CRISPR–Cas system enables fast and simple genome editing of industrial Saccharomyces cerevisiae strains

• Published in: Metabolic engineering communications Vol. 2; pp. 13 - 22
• Main Authors: Stovicek, Vratislav, Borodina, Irina, Forster, Jochen
• Format: Journal Article
• Language: English
• Published: Elsevier 01.12.2015
• Subjects: alleles; biorefining; diploidy; energy; engineering; feedstocks; gene editing; polyploidy; reporter genes; Saccharomyces cerevisiae; yeasts
• ISSN: 2214-0301; 2214-0301
• DOI: 10.1016/j.meteno.2015.03.001

There is a demand to develop 3rd generation biorefineries that integrate energy production with the production of higher value chemicals from renewable feedstocks. Here, robust and stress-tolerant industrial strains of Saccharomyces cerevisiae will be suitable production organisms. However, their genetic manipulation is challenging, as they are usually diploid or polyploid.
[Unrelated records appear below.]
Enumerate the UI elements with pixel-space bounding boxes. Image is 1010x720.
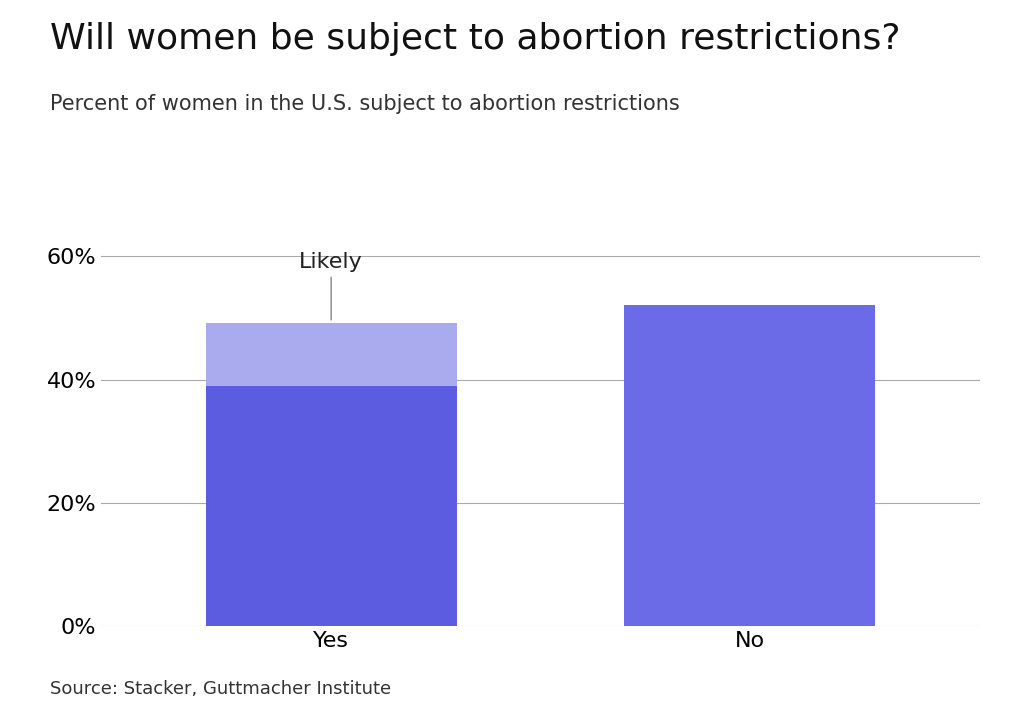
- Text: Will women be subject to abortion restrictions?: Will women be subject to abortion restri…: [50, 22, 901, 55]
- Bar: [206, 386, 457, 626]
- Text: Source: Stacker, Guttmacher Institute: Source: Stacker, Guttmacher Institute: [50, 680, 392, 698]
- Text: Percent of women in the U.S. subject to abortion restrictions: Percent of women in the U.S. subject to …: [50, 94, 681, 114]
- Bar: [624, 305, 875, 626]
- Text: Likely: Likely: [299, 251, 363, 320]
- Bar: [206, 323, 457, 386]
Therefore, there is a need to develop more efficient genetic engineering tools. We applied a CRISPR–Cas9 system for genome editing of different industrial strains, and show simultaneous disruption of two alleles of a gene in several unrelated strains with the efficiency ranging between 65% and 78%. We also achieved simultaneous disruption and knock-in of a reporter gene, and demonstrate the applicability of the method by designing lactic acid-producing strains in a single transformation event, where insertion of a heterologous gene and disruption of two endogenous genes occurred simultaneously. Our study provides a foundation for efficient engineering of industrial yeast cell factories.